Austin City Council gave the green light March 7 to launch an Infrastructure Academy to connect residents with jobs as Austin embarks on $25 billion in capital projects.

The program aims to help fill thousands of skilled trades jobs with local talent as Austin widens I-35, expands the airport, renovates the convention center and adds a light rail to its transportation network.

The academy could operate similarly to the Art in Public Spaces program, which commissions local artists to create murals and other installations throughout the city.

“We're going to build the physical infrastructure that we determined we need for this community, [but] we don't have the human infrastructure in place,” Mayor Kirk Watson told Community Impact. “And that’s what this is about.”

The why


The Infrastructure Academy follows an October report from consulting firm CivicSol that found Austin will need to fill 10,000 infrastructure and mobility jobs per year for the next 17 years to realize its laundry list of capital projects. Watson said that means Austin will need to maintain its current workforce and add 4,000 new workers to it each year for nearly the next two decades.

The city’s infrastructure workforce is already made up of 222,000 workers, more than the local health care and manufacturing industries combined, Watson said.

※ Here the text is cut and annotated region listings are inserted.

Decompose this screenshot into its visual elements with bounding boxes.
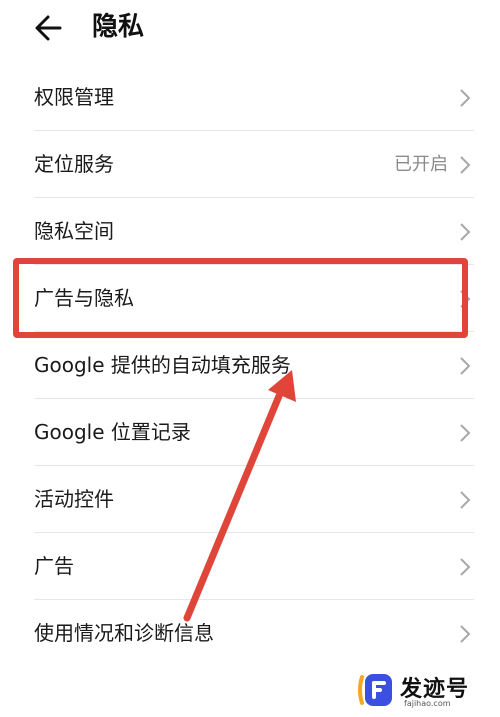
list-item-google-autofill[interactable]: Google 提供的自动填充服务 [0,332,500,399]
list-item-private-space[interactable]: 隐私空间 [0,198,500,265]
header: 隐私 [0,0,500,58]
list-item-label: 定位服务 [34,152,114,176]
arrow-left-icon[interactable] [30,10,70,46]
chevron-right-icon [460,223,471,241]
list-item-label: Google 位置记录 [34,420,191,444]
list-item-ads[interactable]: 广告 [0,533,500,600]
chevron-right-icon [460,89,471,107]
list-item-permission-management[interactable]: 权限管理 [0,64,500,131]
list-item-usage-and-diagnostics[interactable]: 使用情况和诊断信息 [0,600,500,667]
page-title: 隐私 [92,12,145,42]
list-item-google-location-history[interactable]: Google 位置记录 [0,399,500,466]
chevron-right-icon [460,357,471,375]
chevron-right-icon [460,558,471,576]
list-item-label: 活动控件 [34,487,114,511]
highlight-box [13,258,468,338]
list-item-label: 广告 [34,554,74,578]
brand-logo-icon [358,674,392,706]
status-value: 已开启 [394,154,448,175]
chevron-right-icon [460,424,471,442]
list-item-label: Google 提供的自动填充服务 [34,353,291,377]
list-item-label: 使用情况和诊断信息 [34,621,214,645]
list-item-location-services[interactable]: 定位服务 已开启 [0,131,500,198]
list-item-activity-controls[interactable]: 活动控件 [0,466,500,533]
watermark-url: fajihao.com [404,699,451,708]
watermark: 发迹号 fajihao.com [356,669,486,713]
list-item-label: 权限管理 [34,85,114,109]
list-item-label: 隐私空间 [34,219,114,243]
chevron-right-icon [460,625,471,643]
back-button[interactable] [30,10,70,46]
chevron-right-icon [460,156,471,174]
chevron-right-icon [460,491,471,509]
settings-list: 权限管理 定位服务 已开启 隐私空间 广告与隐私 Google 提供的自动填充服… [0,64,500,667]
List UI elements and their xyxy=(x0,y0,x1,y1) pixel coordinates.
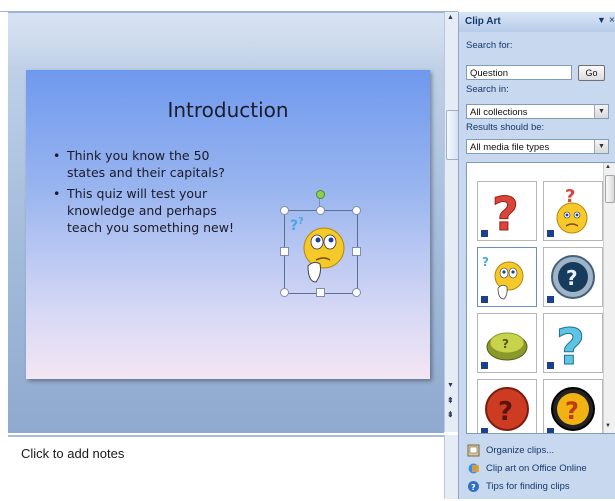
media-types-select[interactable]: All media file types ▼ xyxy=(466,139,609,154)
next-slide-icon[interactable]: ⇟ xyxy=(447,410,454,419)
tips-for-finding-clips-link[interactable]: Tips for finding clips xyxy=(486,481,570,492)
go-button[interactable]: Go xyxy=(578,65,605,81)
notes-placeholder[interactable]: Click to add notes xyxy=(21,446,124,461)
pane-header: Clip Art ▼ × xyxy=(459,12,615,32)
svg-text:?: ? xyxy=(498,397,513,427)
red-question-button-icon: ? xyxy=(485,387,529,431)
clip-badge-icon xyxy=(546,295,555,304)
search-for-label: Search for: xyxy=(466,40,513,51)
clip-badge-icon xyxy=(480,229,489,238)
slide-vertical-scrollbar[interactable]: ▲ ▼ ⇞ ⇟ xyxy=(444,12,459,432)
slide-bullets[interactable]: Think you know the 50 states and their c… xyxy=(53,147,243,240)
results-scrollbar[interactable]: ▲ ▼ xyxy=(603,163,615,433)
notes-pane[interactable]: Click to add notes xyxy=(8,435,444,501)
scroll-down-arrow-icon[interactable]: ▼ xyxy=(447,382,454,389)
resize-handle[interactable] xyxy=(352,247,361,256)
slide-editing-area: Introduction Think you know the 50 state… xyxy=(8,12,444,433)
bullet-item[interactable]: Think you know the 50 states and their c… xyxy=(53,147,243,181)
pane-title: Clip Art xyxy=(465,16,501,27)
organize-clips-icon xyxy=(467,444,480,457)
pane-close-icon[interactable]: × xyxy=(609,15,615,26)
svg-text:?: ? xyxy=(566,266,578,290)
office-online-icon xyxy=(468,463,479,474)
chevron-down-icon[interactable]: ▼ xyxy=(594,140,608,153)
resize-handle[interactable] xyxy=(280,288,289,297)
resize-handle[interactable] xyxy=(352,206,361,215)
clip-green-button[interactable]: ? xyxy=(477,313,537,373)
bullet-item[interactable]: This quiz will test your knowledge and p… xyxy=(53,185,243,236)
clip-badge-icon xyxy=(546,427,555,433)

Austin will also need to ramp up its recruiting efforts and improve coordination with existing organizations, such as Workforce Solutions Capital Area, Skillpoint Alliance and Austin Community College to get local workers trained and hired, the study found.

The impact


The boom in infrastructure and mobility jobs—some of which require training that can be completed in a matter of weeks—could transform Austin into a city that doesn’t require a college degree to be successful, Watson said.

Watson said a “key goal” of the Infrastructure Academy is to establish a new normal in which a high school graduate can go to trade school instead of a four-year university and thrive in Austin.

Creating that reality means starting the recruiting process for skilled trades jobs as early as seventh grade, said Sarah Garza, director of mobility industry partnerships at Workforce Solutions Capital Area.

“We know with the amount of workers that we're going to need for these projects, we can't just pull from the same well of talent; we're going to need to dig a little deeper,” Garza said.


Quote of note

“We never want to dismiss someone achieving their highest level of educational attainment,” said Tamara Atkinson, CEO of Workforce Solutions Capital Area. “But we also need to equally be sharing the narrative that people can, right out of high school, get to work and be learning, and in four years after their peers are graduating from college with debt, they can be earning $70,000 [a year] and have zero debt.”

Diving in deeper

Another key focus of the Infrastructure Academy is investing in and making affordable child care accessible, as it remains a barrier for parents, particularly women, looking to land an infrastructure job.


Women make up about 15% of Austin’s skilled trades workforce, Watson said, but it should be around 41% to be consistent with the general population of the city’s workforce.

Members of Go Austin/Vamos Austin, or GAVA, spoke during public comment March 7 demanding more action on affordable child care as Austin has seen a growing waitlist for child care subsidies that reached nearly 4,000 people in December.

The group urged City Council to invest $1.5 million for early childhood education and child care costs as part of the Infrastructure Academy.

“Since his first 100 days Mayor Watson has spoken broadly on record of his plans to support child care; however, to our knowledge, Item 21 is the first resolution to come forth from him that mentions child care,” GAVA said in a statement to Community Impact. “Since the proposed Academy will create increased demand on the existing child care system that is already overwhelmed and under-resourced, GAVA urged council to act now and amend the resolution to do more to build up early childhood solutions with dedicated funding to meet current child care needs and to better prepare for the child care needs of the 4,000 new Infrastructure Academy workers.”


What’s next

Austin leaders are working on finding a brick-and-mortar location for the Infrastructure Academy, which will be announced soon, officials said.